現在、一刻も早く事態を終息させるべく処理が進められている家畜の伝染病、口蹄疫。政府方針で宮崎県内の発生地域内全頭の殺処分が決定し、封じ込めのための施策がなされている。この処分について獣医師や自衛隊の活動が取り上げられることは多いが、意外と知られていないのが県内の建設業者の活躍だ。
殺処分は薬殺と埋却をもってなされる。この埋却にはパワーショベルなどを使い、深い穴を掘る必要がある。そこで重機の扱いのプロフェッショナルである地元の建設業者が力を貸しているのである。
消息筋によると4月20日に口蹄疫が正式に確認されて以来、のべ1,600人を超える建設業従事者が現場へおもむき、運搬や埋却の作業に従事しているという。
投入されているのは人だけではない。パワーショベル1200台、ダンプ589台、タイヤ自走式パワーショベル330台、パールシート(投光機)や不安定な地面に敷く鉄板4,000枚(いずれも発生以来ののべ数)など、多量の重機も提供している。地場の建設業者は県の非常事態に対しこれだけの協力をしているのだ。県内建設業者は語る。
「地域の危機に私たちは協力を惜しみません。ただ、残念なことに私たちの活動はあまり報道されておりません。現場では非常に辛い作業が続いています。応援の意味もこめて、多くの方に建設業者も協力していることを知ってほしいと思います」。
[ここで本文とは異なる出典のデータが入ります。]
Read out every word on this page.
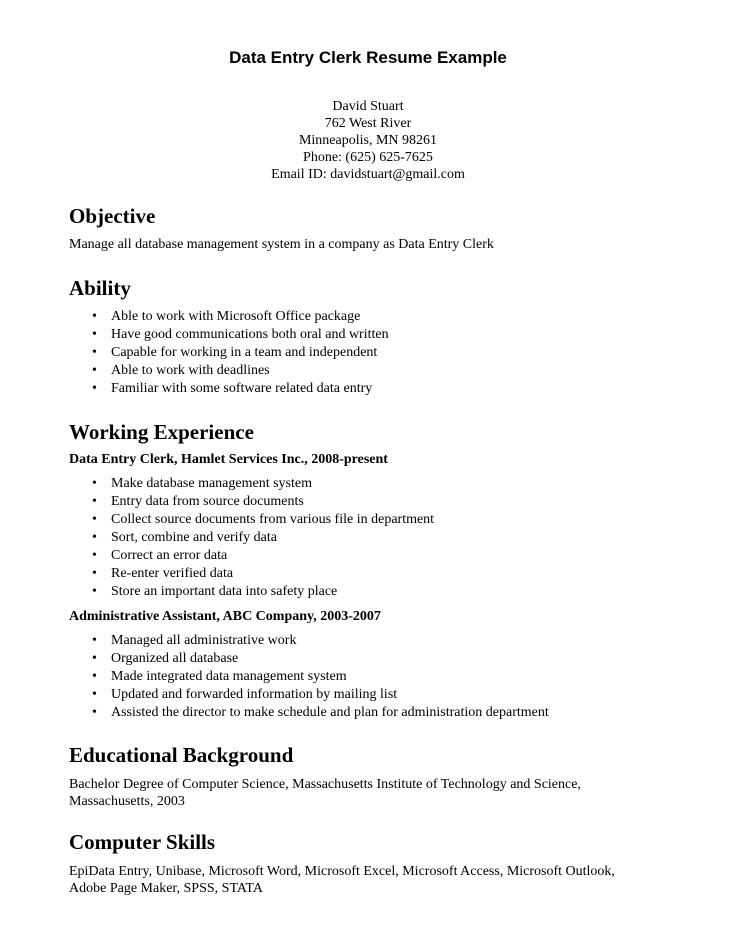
Data Entry Clerk Resume Example
David Stuart
762 West River
Minneapolis, MN 98261
Phone: (625) 625-7625
Email ID: davidstuart@gmail.com
Objective
Manage all database management system in a company as Data Entry Clerk
Ability
• Able to work with Microsoft Office package
• Have good communications both oral and written
• Capable for working in a team and independent
• Able to work with deadlines
• Familiar with some software related data entry
Working Experience
Data Entry Clerk, Hamlet Services Inc., 2008-present
• Make database management system
• Entry data from source documents
• Collect source documents from various file in department
• Sort, combine and verify data
• Correct an error data
• Re-enter verified data
• Store an important data into safety place
Administrative Assistant, ABC Company, 2003-2007
• Managed all administrative work
• Organized all database
• Made integrated data management system
• Updated and forwarded information by mailing list
• Assisted the director to make schedule and plan for administration department
Educational Background
Bachelor Degree of Computer Science, Massachusetts Institute of Technology and Science,
Massachusetts, 2003
Computer Skills
EpiData Entry, Unibase, Microsoft Word, Microsoft Excel, Microsoft Access, Microsoft Outlook,
Adobe Page Maker, SPSS, STATA
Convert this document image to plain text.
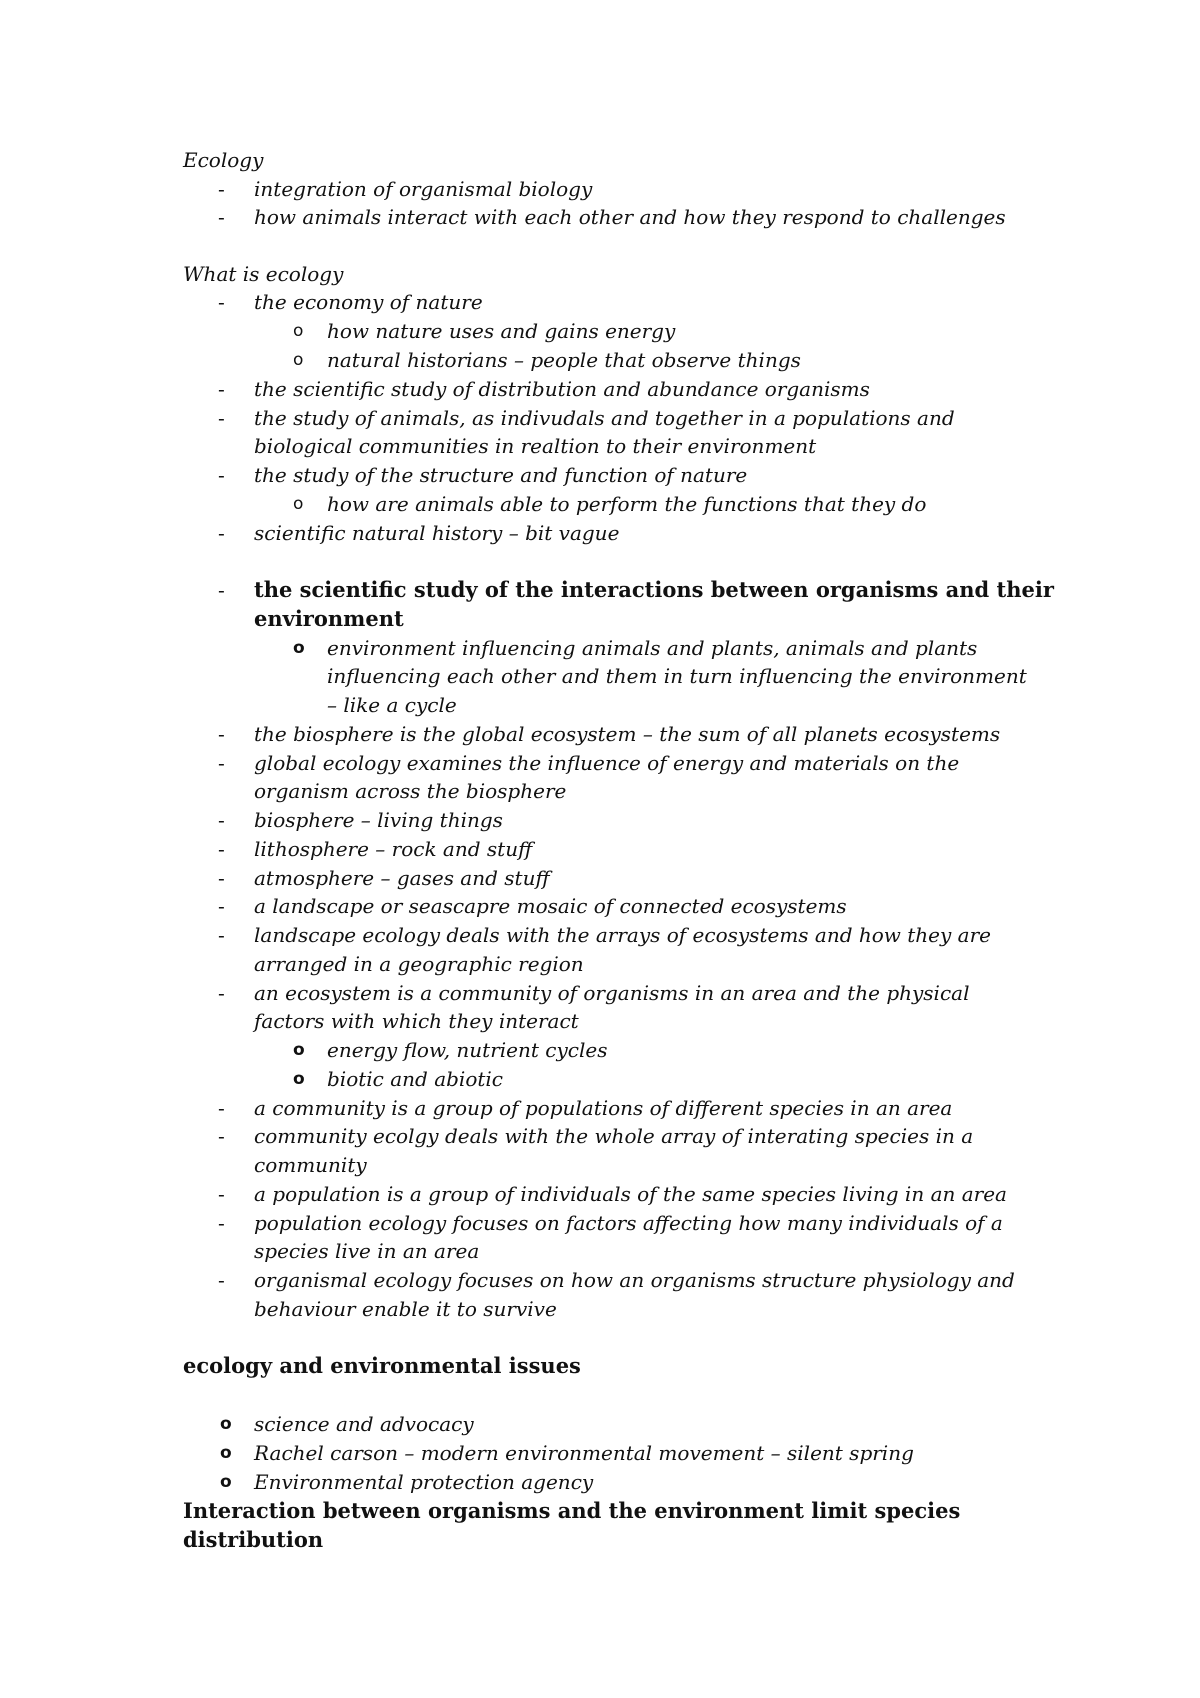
Ecology
- integration of organismal biology
- how animals interact with each other and how they respond to challenges
What is ecology
- the economy of nature
o how nature uses and gains energy
o natural historians – people that observe things
- the scientific study of distribution and abundance organisms
- the study of animals, as indivudals and together in a populations and
biological communities in realtion to their environment
- the study of the structure and function of nature
o how are animals able to perform the functions that they do
- scientific natural history – bit vague
- the scientific study of the interactions between organisms and their
environment
o environment influencing animals and plants, animals and plants
influencing each other and them in turn influencing the environment
– like a cycle
- the biosphere is the global ecosystem – the sum of all planets ecosystems
- global ecology examines the influence of energy and materials on the
organism across the biosphere
- biosphere – living things
- lithosphere – rock and stuff
- atmosphere – gases and stuff
- a landscape or seascapre mosaic of connected ecosystems
- landscape ecology deals with the arrays of ecosystems and how they are
arranged in a geographic region
- an ecosystem is a community of organisms in an area and the physical
factors with which they interact
o energy flow, nutrient cycles
o biotic and abiotic
- a community is a group of populations of different species in an area
- community ecolgy deals with the whole array of interating species in a
community
- a population is a group of individuals of the same species living in an area
- population ecology focuses on factors affecting how many individuals of a
species live in an area
- organismal ecology focuses on how an organisms structure physiology and
behaviour enable it to survive
ecology and environmental issues
o science and advocacy
o Rachel carson – modern environmental movement – silent spring
o Environmental protection agency
Interaction between organisms and the environment limit species
distribution
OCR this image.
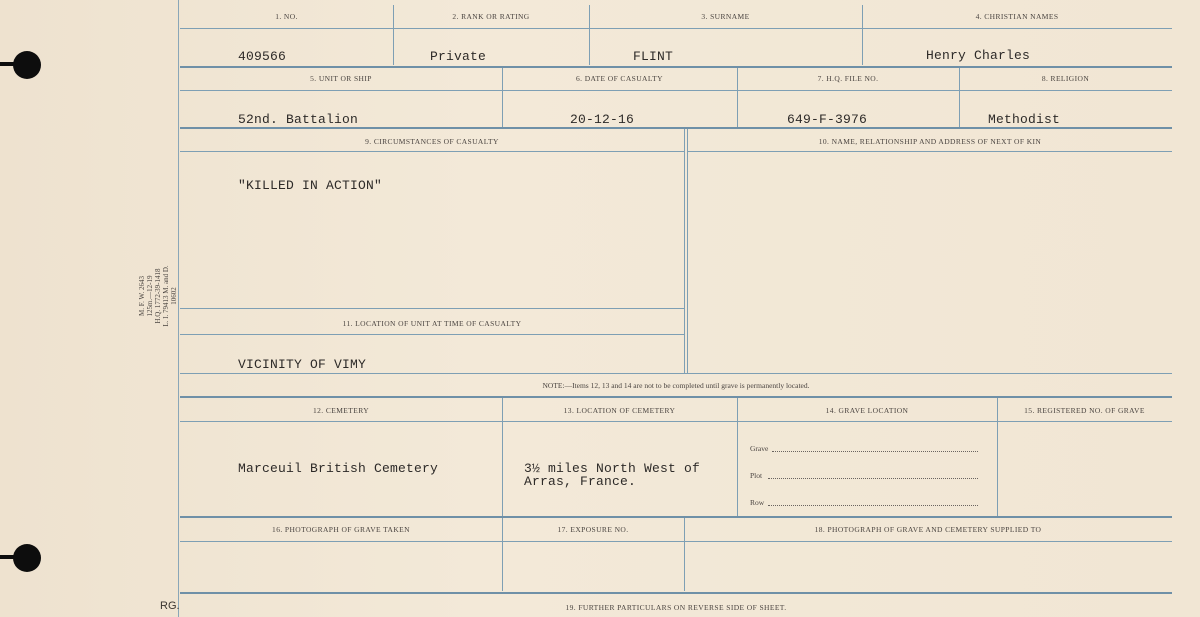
1. NO.	2. RANK OR RATING	3. SURNAME	4. CHRISTIAN NAMES
409566	Private	FLINT	Henry Charles
5. UNIT OR SHIP	6. DATE OF CASUALTY	7. H.Q. FILE NO.	8. RELIGION
52nd. Battalion	20-12-16	649-F-3976	Methodist
9. CIRCUMSTANCES OF CASUALTY	10. NAME, RELATIONSHIP AND ADDRESS OF NEXT OF KIN
"KILLED IN ACTION"
11. LOCATION OF UNIT AT TIME OF CASUALTY
VICINITY OF VIMY
NOTE:—Items 12, 13 and 14 are not to be completed until grave is permanently located.
12. CEMETERY	13. LOCATION OF CEMETERY	14. GRAVE LOCATION	15. REGISTERED NO. OF GRAVE
Marceuil British Cemetery	3½ miles North West of
Arras, France.
Grave
Plot
Row
16. PHOTOGRAPH OF GRAVE TAKEN	17. EXPOSURE NO.	18. PHOTOGRAPH OF GRAVE AND CEMETERY SUPPLIED TO
19. FURTHER PARTICULARS ON REVERSE SIDE OF SHEET.
M. F. W. 2643 125m.—12-19 H.Q. 1772-39-1418 L. I. 79413 M. and D. 10602
RG.
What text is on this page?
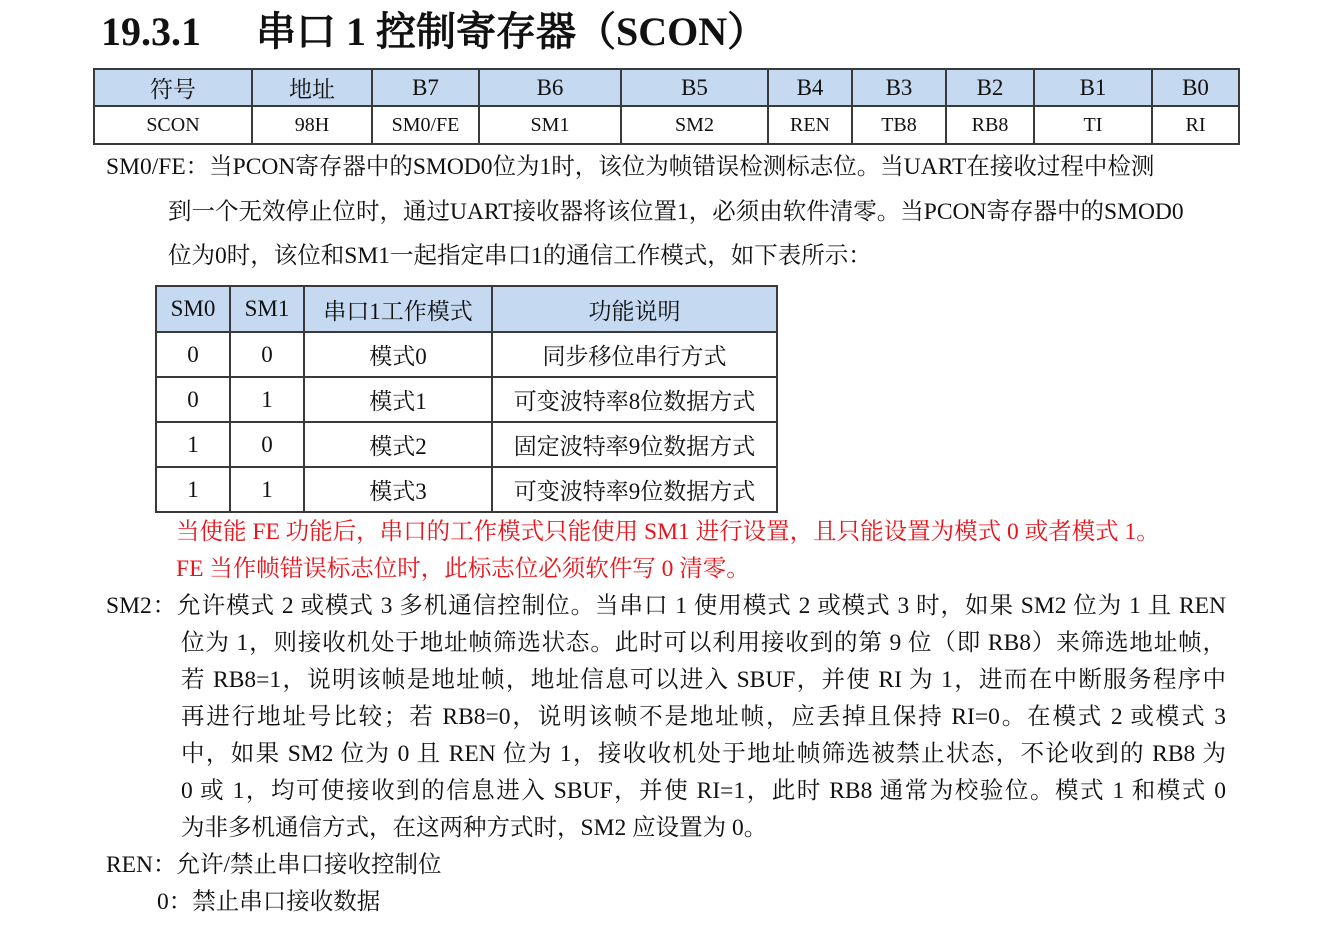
19.3.1 串口 1 控制寄存器（SCON）
符号	地址	B7	B6	B5	B4	B3	B2	B1	B0
SCON	98H	SM0/FE	SM1	SM2	REN	TB8	RB8	TI	RI
SM0/FE：当PCON寄存器中的SMOD0位为1时，该位为帧错误检测标志位。当UART在接收过程中检测
到一个无效停止位时，通过UART接收器将该位置1，必须由软件清零。当PCON寄存器中的SMOD0
位为0时，该位和SM1一起指定串口1的通信工作模式，如下表所示：
SM0	SM1	串口1工作模式	功能说明
0	0	模式0	同步移位串行方式
0	1	模式1	可变波特率8位数据方式
1	0	模式2	固定波特率9位数据方式
1	1	模式3	可变波特率9位数据方式
当使能 FE 功能后，串口的工作模式只能使用 SM1 进行设置，且只能设置为模式 0 或者模式 1。
FE 当作帧错误标志位时，此标志位必须软件写 0 清零。
SM2：允许模式 2 或模式 3 多机通信控制位。当串口 1 使用模式 2 或模式 3 时，如果 SM2 位为 1 且 REN
位为 1，则接收机处于地址帧筛选状态。此时可以利用接收到的第 9 位（即 RB8）来筛选地址帧，
若 RB8=1，说明该帧是地址帧，地址信息可以进入 SBUF，并使 RI 为 1，进而在中断服务程序中
再进行地址号比较；若 RB8=0，说明该帧不是地址帧，应丢掉且保持 RI=0。在模式 2 或模式 3
中，如果 SM2 位为 0 且 REN 位为 1，接收收机处于地址帧筛选被禁止状态，不论收到的 RB8 为
0 或 1，均可使接收到的信息进入 SBUF，并使 RI=1，此时 RB8 通常为校验位。模式 1 和模式 0
为非多机通信方式，在这两种方式时，SM2 应设置为 0。
REN：允许/禁止串口接收控制位
0：禁止串口接收数据
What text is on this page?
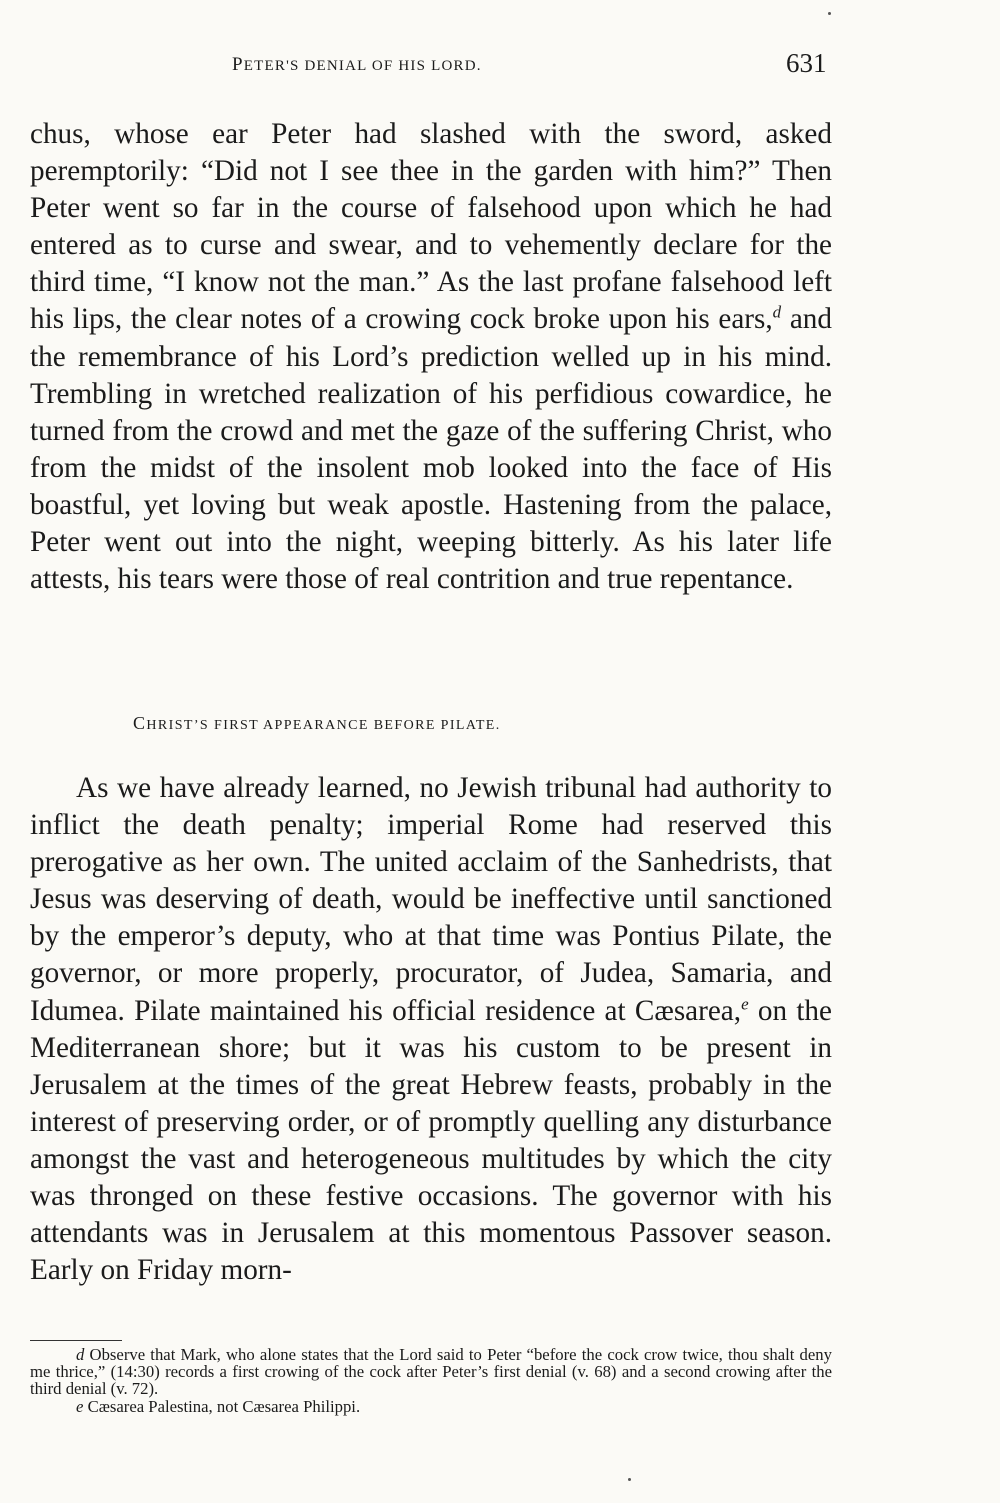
PETER'S DENIAL OF HIS LORD.	631

chus, whose ear Peter had slashed with the sword, asked peremptorily: “Did not I see thee in the garden with him?” Then Peter went so far in the course of falsehood upon which he had entered as to curse and swear, and to vehemently declare for the third time, “I know not the man.” As the last profane falsehood left his lips, the clear notes of a crowing cock broke upon his ears,$^d$ and the remembrance of his Lord’s prediction welled up in his mind. Trembling in wretched realization of his perfidious cowardice, he turned from the crowd and met the gaze of the suffering Christ, who from the midst of the insolent mob looked into the face of His boastful, yet loving but weak apostle. Hastening from the palace, Peter went out into the night, weeping bitterly. As his later life attests, his tears were those of real contrition and true repentance.

CHRIST’S FIRST APPEARANCE BEFORE PILATE.

As we have already learned, no Jewish tribunal had authority to inflict the death penalty; imperial Rome had reserved this prerogative as her own. The united acclaim of the Sanhedrists, that Jesus was deserving of death, would be ineffective until sanctioned by the emperor’s deputy, who at that time was Pontius Pilate, the governor, or more properly, procurator, of Judea, Samaria, and Idumea. Pilate maintained his official residence at Cæsarea,$^e$ on the Mediterranean shore; but it was his custom to be present in Jerusalem at the times of the great Hebrew feasts, probably in the interest of preserving order, or of promptly quelling any disturbance amongst the vast and heterogeneous multitudes by which the city was thronged on these festive occasions. The governor with his attendants was in Jerusalem at this momentous Passover season. Early on Friday morn-

d Observe that Mark, who alone states that the Lord said to Peter “before the cock crow twice, thou shalt deny me thrice,” (14:30) records a first crowing of the cock after Peter’s first denial (v. 68) and a second crowing after the third denial (v. 72).

e Cæsarea Palestina, not Cæsarea Philippi.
今月3日、同県えびの市では口蹄疫の終息確認検査が終わり、ウィルスが駆逐されたことが確認された。同市のすばやい対応により被害は最小限にとどめられたのだ。このような活動の裏側には、報道されていない建設業者の活躍があることを忘れてはいけない。宮崎全域の一日も早い終息を願わずにはいられない。